И словно в подтверждение его мыслей, громко, так, что задребезжали стекла в царском павильоне, бухнуло орудие.

— Одна из сторон нарушает перемирие. — Руднев поморщился. — Уверен, что ваша. — Он в упор посмотрел на Смидовича.

— Может быть, — согласился Петр Гермогенович. — После того как юнкера привязали к автомобилю двинца и таскали его по мостовой, после расстрела безоружных солдат в Кремле народ трудно удержать от справедливого возмездия.

— Помилуйте, какое это имеет отношение к соглашению о перемирии? — с деланным удивлением спросил Руднев.

— Самое непосредственное, — отрезал Петр Гермогенович.

Смидович и Куншер вернулись в Совет. Их ждали, заранее зная, какой будет исход переговоров.

— Полюбуйтесь! — сказал Петр Гермогенович, доставая из портфеля густо исписанный лист бумаги.

Усиевич тут же прочел его и озорно посмотрел на окруживших его товарищей.

— Постойте, постойте… — сказал он. — Неужели они воображают, что революционные войска поступят в распоряжение полковника Рябцева? — Он вдруг засмеялся заразительно и по–юношески звонко. — Вот это да! Да что они, рехнулись?

И тут захохотали все — весело, громко, искренне.

— Ответ будет? — спросил Смидович.

— Будет, Петр Гермогенович. — Муралов посмотрел на часы. — Скоро заговорит наша артиллерия.

— Да она как будто и не прекращала разговаривать? — Смидович рассказал о взрывах, которые доносились до царского павильона.

— Это в Рогожско–Симоновском районе не удержались и поковыряли тяжелыми снарядами кадетские корпуса.

— Первыми начали юнкера… Муралов поискал глазами Додонову.

— Записывайте, Анна Андреевна, — сказал он. — «Всем революционным войскам и Красной гвардии города Москвы.
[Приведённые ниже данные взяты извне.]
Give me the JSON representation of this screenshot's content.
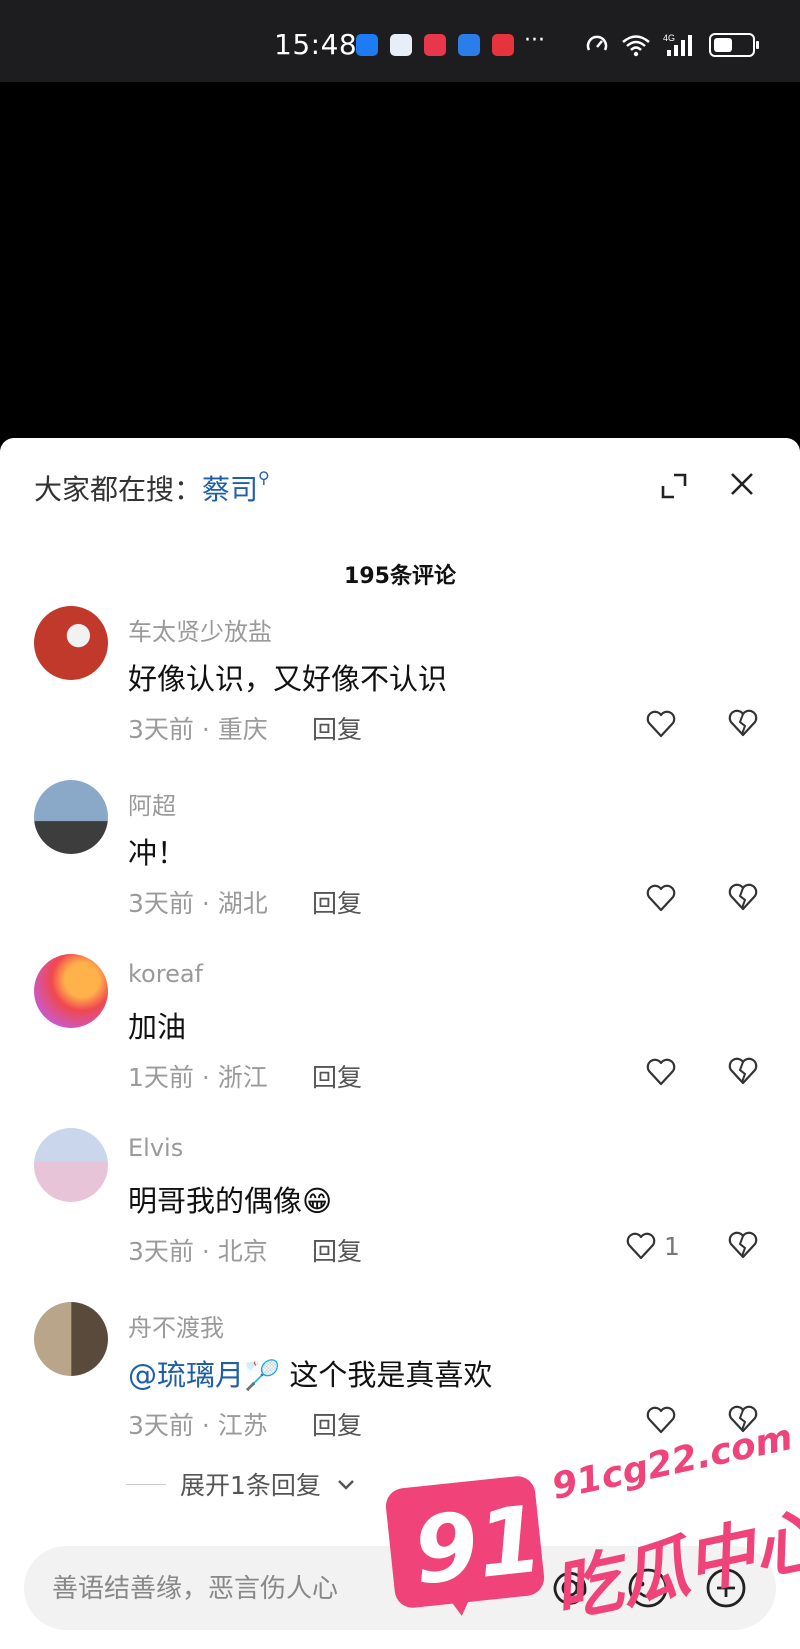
{
  "status_bar": {
    "time": "15:48",
    "more": "···",
    "network": "4G"
  },
  "sheet": {
    "search_prompt": "大家都在搜：",
    "search_term": "蔡司",
    "comment_count": "195条评论"
  },
  "comments": [
    {
      "user": "车太贤少放盐",
      "text": "好像认识，又好像不认识",
      "time": "3天前",
      "location": "重庆",
      "reply": "回复",
      "likes": ""
    },
    {
      "user": "阿超",
      "text": "冲！",
      "time": "3天前",
      "location": "湖北",
      "reply": "回复",
      "likes": ""
    },
    {
      "user": "koreaf",
      "text": "加油",
      "time": "1天前",
      "location": "浙江",
      "reply": "回复",
      "likes": ""
    },
    {
      "user": "Elvis",
      "text": "明哥我的偶像😁",
      "time": "3天前",
      "location": "北京",
      "reply": "回复",
      "likes": "1"
    },
    {
      "user": "舟不渡我",
      "mention": "@琉璃月",
      "text": "🏸 这个我是真喜欢",
      "time": "3天前",
      "location": "江苏",
      "reply": "回复",
      "likes": ""
    }
  ],
  "expand_replies": "展开1条回复",
  "input": {
    "placeholder": "善语结善缘，恶言伤人心"
  },
  "watermark": {
    "number": "91",
    "domain": "91cg22.com",
    "name": "吃瓜中心"
  },
  "colors": {
    "link": "#1f5fa8",
    "watermark": "#f0437a"
  }
}
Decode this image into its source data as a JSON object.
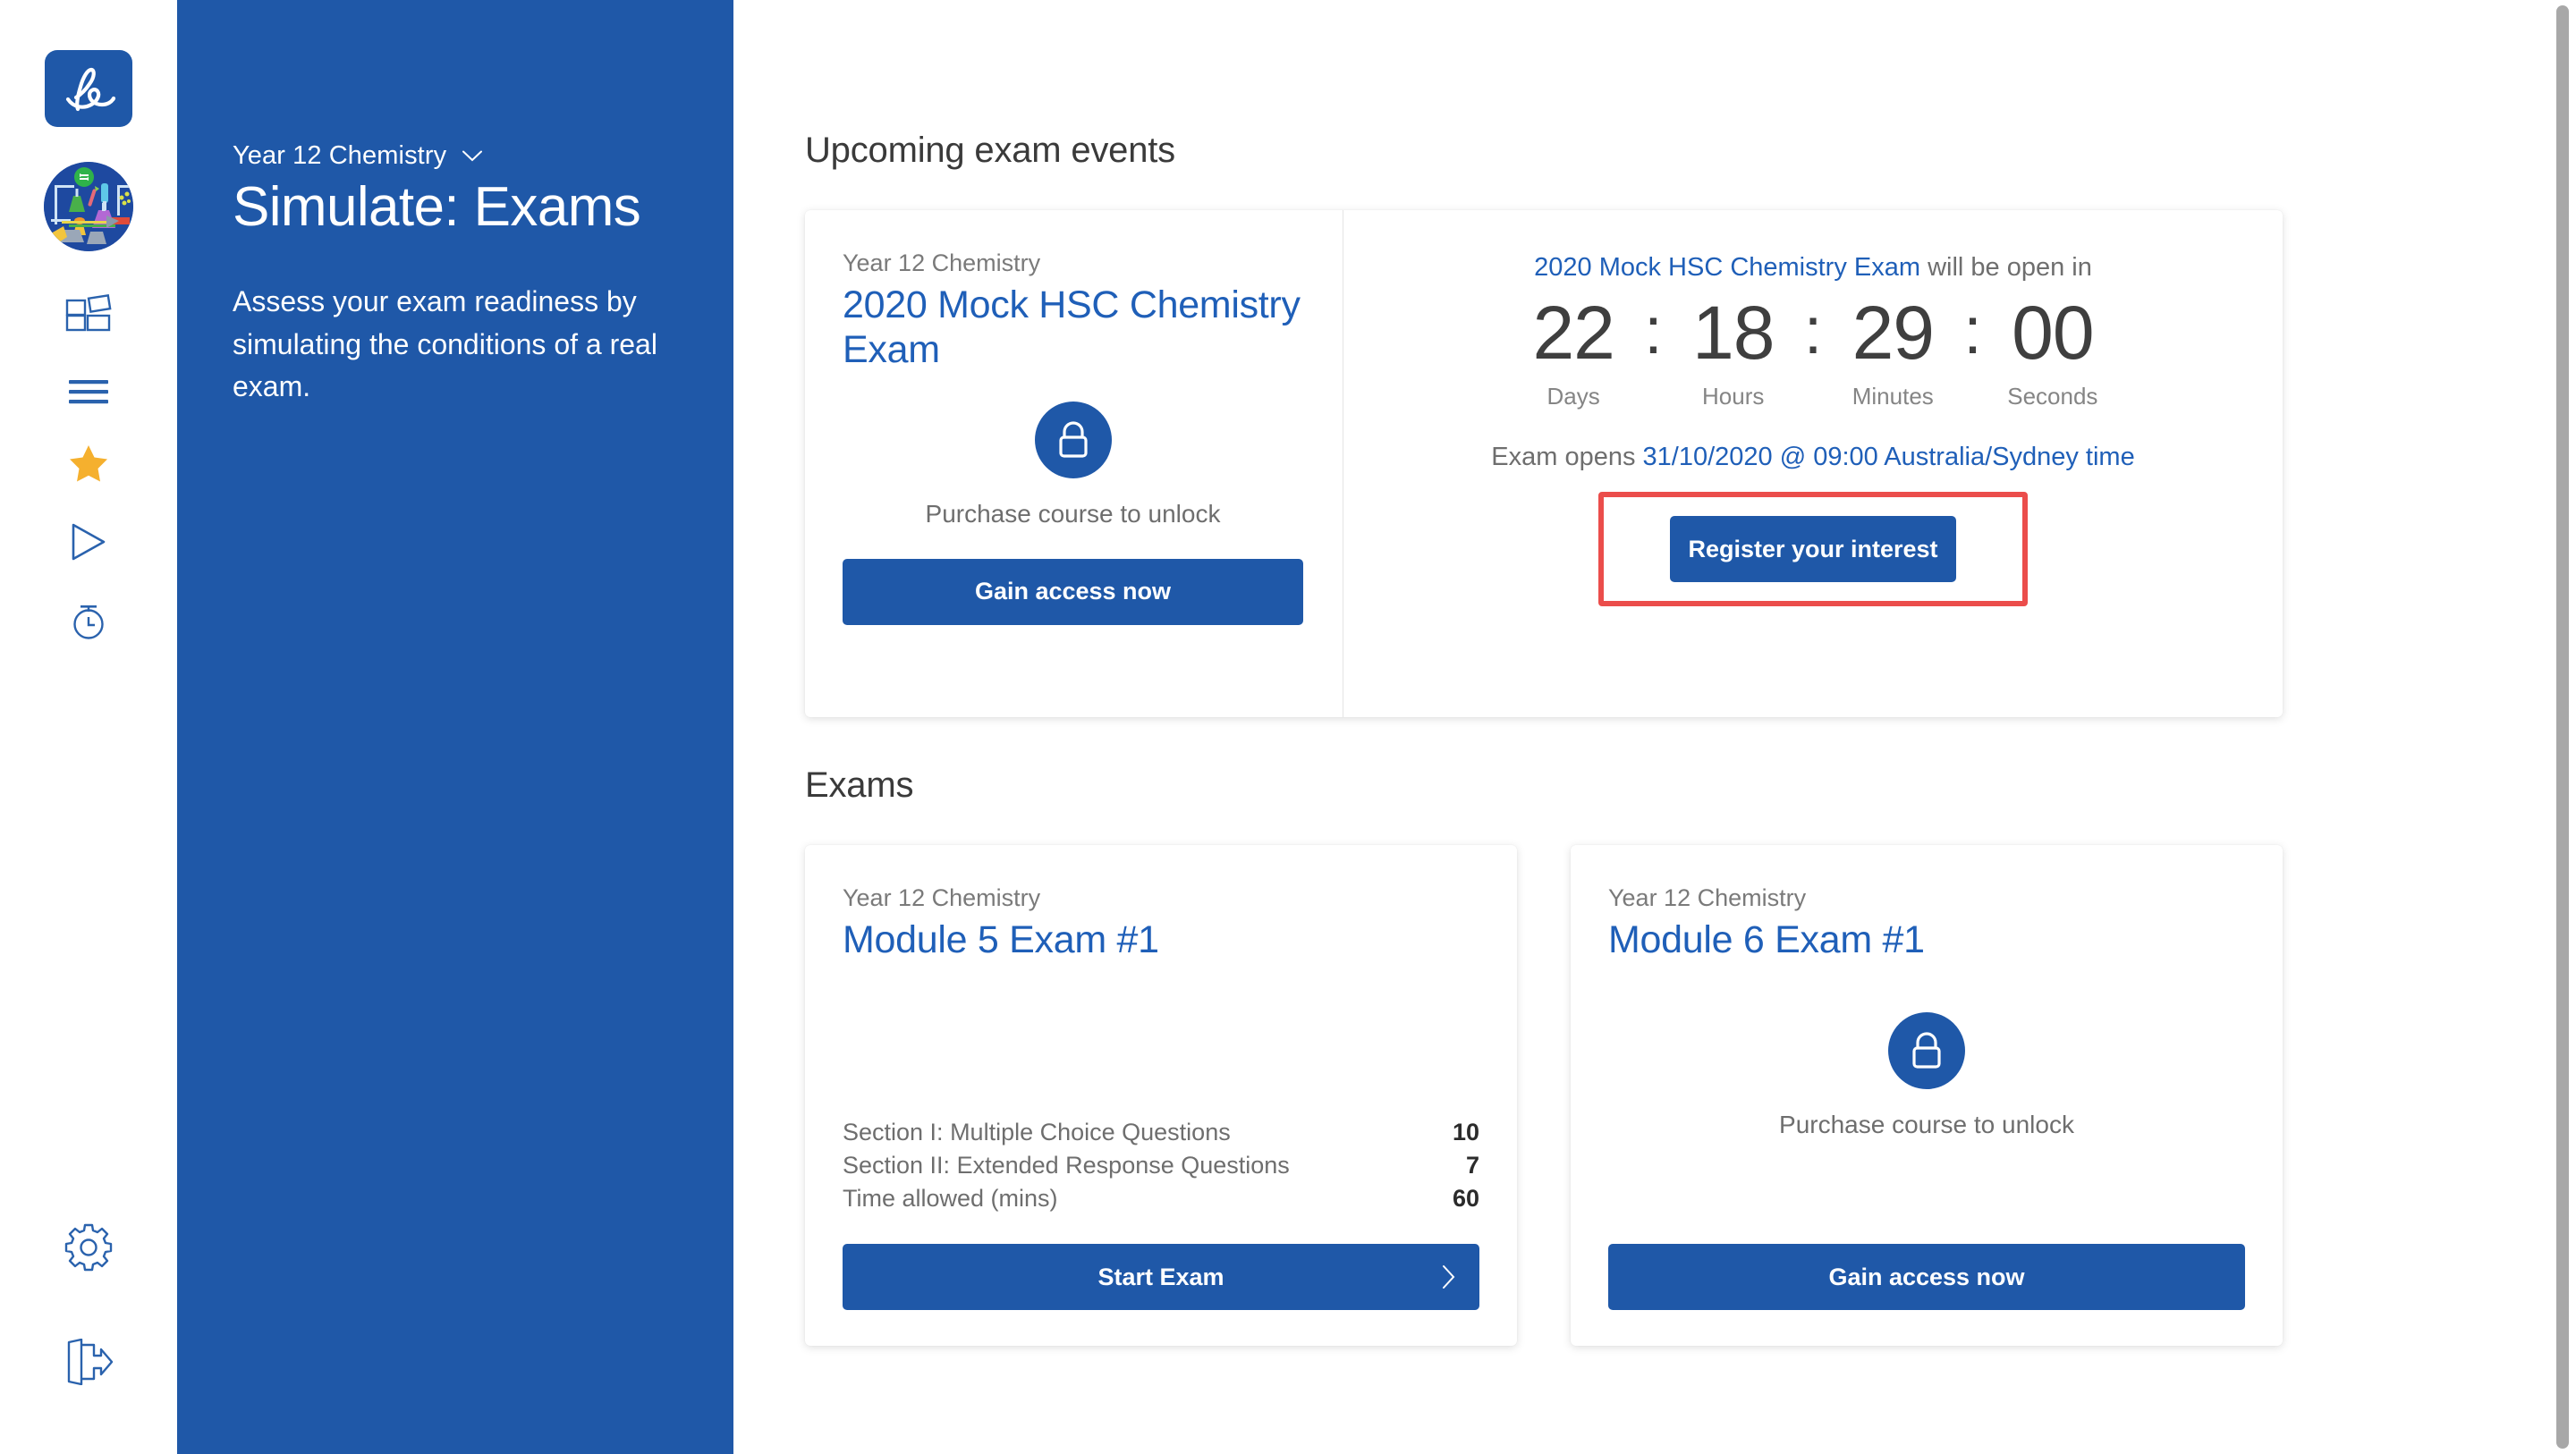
{
  "brand": {
    "logo_text": "le",
    "accent_blue": "#1f58a8",
    "link_blue": "#1f5fb8",
    "highlight_red": "#eb4d4b"
  },
  "rail": {
    "items": [
      {
        "name": "logo",
        "icon": "le-logo-icon",
        "label": "le"
      },
      {
        "name": "course-avatar",
        "icon": "chemistry-course-icon",
        "label": "Year 12 Chemistry"
      },
      {
        "name": "learn",
        "icon": "grid-blocks-icon",
        "label": "Learn"
      },
      {
        "name": "notes",
        "icon": "hamburger-lines-icon",
        "label": "Notes"
      },
      {
        "name": "favourites",
        "icon": "star-icon",
        "label": "Favourites"
      },
      {
        "name": "videos",
        "icon": "play-triangle-icon",
        "label": "Videos"
      },
      {
        "name": "exams",
        "icon": "clock-timer-icon",
        "label": "Exams"
      },
      {
        "name": "settings",
        "icon": "gear-icon",
        "label": "Settings"
      },
      {
        "name": "logout",
        "icon": "logout-door-icon",
        "label": "Log out"
      }
    ]
  },
  "context_panel": {
    "course": "Year 12 Chemistry",
    "course_chevron": "chevron-down-icon",
    "title": "Simulate: Exams",
    "description": "Assess your exam readiness by simulating the conditions of a real exam."
  },
  "main": {
    "upcoming_section_title": "Upcoming exam events",
    "exams_section_title": "Exams",
    "event_card": {
      "course": "Year 12 Chemistry",
      "title": "2020 Mock HSC Chemistry Exam",
      "lock_icon": "lock-icon",
      "lock_caption": "Purchase course to unlock",
      "cta_label": "Gain access now",
      "countdown_prefix_name": "2020 Mock HSC Chemistry Exam",
      "countdown_prefix_rest": " will be open in",
      "countdown": [
        {
          "value": "22",
          "label": "Days"
        },
        {
          "value": "18",
          "label": "Hours"
        },
        {
          "value": "29",
          "label": "Minutes"
        },
        {
          "value": "00",
          "label": "Seconds"
        }
      ],
      "separator": ":",
      "opens_prefix": "Exam opens ",
      "opens_when": "31/10/2020 @ 09:00 Australia/Sydney time",
      "register_label": "Register your interest"
    },
    "exam_cards": [
      {
        "course": "Year 12 Chemistry",
        "title": "Module 5 Exam #1",
        "locked": false,
        "specs": [
          {
            "label": "Section I: Multiple Choice Questions",
            "value": "10"
          },
          {
            "label": "Section II: Extended Response Questions",
            "value": "7"
          },
          {
            "label": "Time allowed (mins)",
            "value": "60"
          }
        ],
        "cta_label": "Start Exam",
        "cta_icon": "chevron-right-icon"
      },
      {
        "course": "Year 12 Chemistry",
        "title": "Module 6 Exam #1",
        "locked": true,
        "lock_icon": "lock-icon",
        "lock_caption": "Purchase course to unlock",
        "cta_label": "Gain access now"
      }
    ]
  }
}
Военно–революционный комитет объявляет, что с 12 часов ночи 30 октября перемирие окончено, и — Военно–революционный комитет призывает верные революции части и Красную гвардию стоять твердо за правое дело. С этого момента мы вступаем в полосу активных действий…»

В полночь загрохотали орудия.

— «Это есть наш последний и решительный бой», — сказал Смидович, прислушиваясь к канонаде. Слова прозвучали торжественно.
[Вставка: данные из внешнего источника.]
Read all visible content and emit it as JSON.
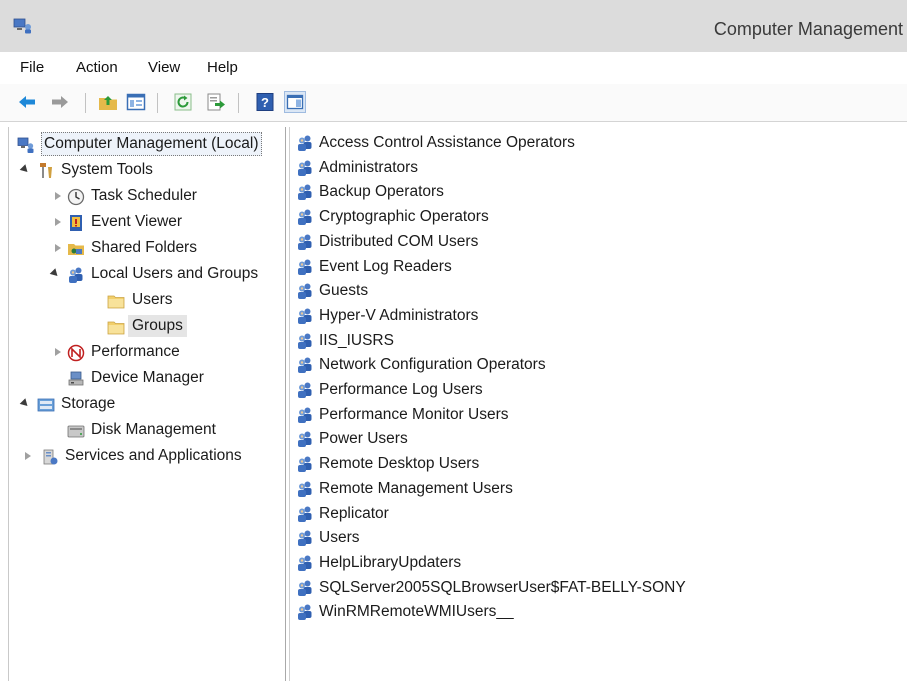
{
  "window": {
    "title": "Computer Management"
  },
  "menu": [
    "File",
    "Action",
    "View",
    "Help"
  ],
  "toolbar": {
    "icons": [
      "back-arrow-icon",
      "forward-arrow-icon",
      "up-folder-icon",
      "show-hide-console-tree-icon",
      "refresh-icon",
      "export-list-icon",
      "help-icon",
      "action-pane-icon"
    ]
  },
  "tree": {
    "root": "Computer Management (Local)",
    "system_tools": "System Tools",
    "task_scheduler": "Task Scheduler",
    "event_viewer": "Event Viewer",
    "shared_folders": "Shared Folders",
    "local_users_groups": "Local Users and Groups",
    "users": "Users",
    "groups": "Groups",
    "performance": "Performance",
    "device_manager": "Device Manager",
    "storage": "Storage",
    "disk_management": "Disk Management",
    "services_apps": "Services and Applications"
  },
  "groups": [
    "Access Control Assistance Operators",
    "Administrators",
    "Backup Operators",
    "Cryptographic Operators",
    "Distributed COM Users",
    "Event Log Readers",
    "Guests",
    "Hyper-V Administrators",
    "IIS_IUSRS",
    "Network Configuration Operators",
    "Performance Log Users",
    "Performance Monitor Users",
    "Power Users",
    "Remote Desktop Users",
    "Remote Management Users",
    "Replicator",
    "Users",
    "HelpLibraryUpdaters",
    "SQLServer2005SQLBrowserUser$FAT-BELLY-SONY",
    "WinRMRemoteWMIUsers__"
  ],
  "colors": {
    "titlebar": "#dcdcdc",
    "selection": "#e5e5e5",
    "folder": "#f5d67a",
    "arrow_blue": "#1e88d8"
  }
}
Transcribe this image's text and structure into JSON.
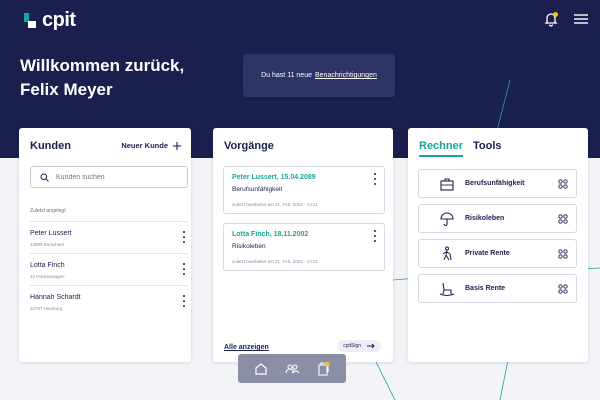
{
  "brand": {
    "logo_text": "cpit",
    "accent": "#1aa698",
    "navy": "#1b1f4e",
    "badge": "#f5c518"
  },
  "header": {
    "notification_icon": "bell-icon",
    "menu_icon": "hamburger-menu-icon"
  },
  "welcome": {
    "line1": "Willkommen zurück,",
    "line2": "Felix Meyer"
  },
  "notification": {
    "text": "Du hast 11 neue",
    "link": "Benachrichtigungen"
  },
  "kunden": {
    "title": "Kunden",
    "new_label": "Neuer Kunde",
    "search_placeholder": "Kunden suchen",
    "section_label": "Zuletzt angelegt",
    "items": [
      {
        "name": "Peter Lussert",
        "sub": "43889 Burscheid"
      },
      {
        "name": "Lotta Finch",
        "sub": "42 Hückeswagen"
      },
      {
        "name": "Hannah Schardt",
        "sub": "22767 Hamburg"
      }
    ]
  },
  "vorgaenge": {
    "title": "Vorgänge",
    "items": [
      {
        "title": "Peter Lussert, 15.04.2089",
        "sub": "Berufsunfähigkeit",
        "date": "zuletzt bearbeitet am 21. Feb. 2023 - 13:21"
      },
      {
        "title": "Lotta Finch, 18.11.2002",
        "sub": "Risikoleben",
        "date": "zuletzt bearbeitet am 21. Feb. 2023 - 13:21"
      }
    ],
    "show_all": "Alle anzeigen",
    "sign_label": "cpitSign"
  },
  "rechner": {
    "tabs": [
      {
        "label": "Rechner"
      },
      {
        "label": "Tools"
      }
    ],
    "items": [
      {
        "label": "Berufsunfähigkeit",
        "icon": "briefcase-icon"
      },
      {
        "label": "Risikoleben",
        "icon": "umbrella-icon"
      },
      {
        "label": "Private Rente",
        "icon": "walking-person-icon"
      },
      {
        "label": "Basis Rente",
        "icon": "rocking-chair-icon"
      }
    ]
  },
  "bottom_nav": [
    {
      "icon": "home-icon"
    },
    {
      "icon": "people-icon"
    },
    {
      "icon": "documents-icon"
    }
  ]
}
Он глянул на план Москвы, на котором цветными карандашами отмечались опорные пункты и передвижения революционных и белых отрядов, нашел Плющиху, где они жили, и представил приземистый деревянный дом с некрашеными полами, детскую с большой лампой на медных цепях… «Детская», — мысленно повторил он и зажмурился от страха за Сонюшку и Глеба.

Одно заседание ВРК сменялось другим. Решались самые насущные вопросы. О хлебном пайке. О гуманном отношении к пленным. О возобновлении работы Центрального телеграфа. Смидович допрашивал юнкеров, сдавшихся во время боя за телефонную станцию. Они вели себя смирно, а некоторые от страха плакали. Смидовичу почему–то было жалко этих юнцов.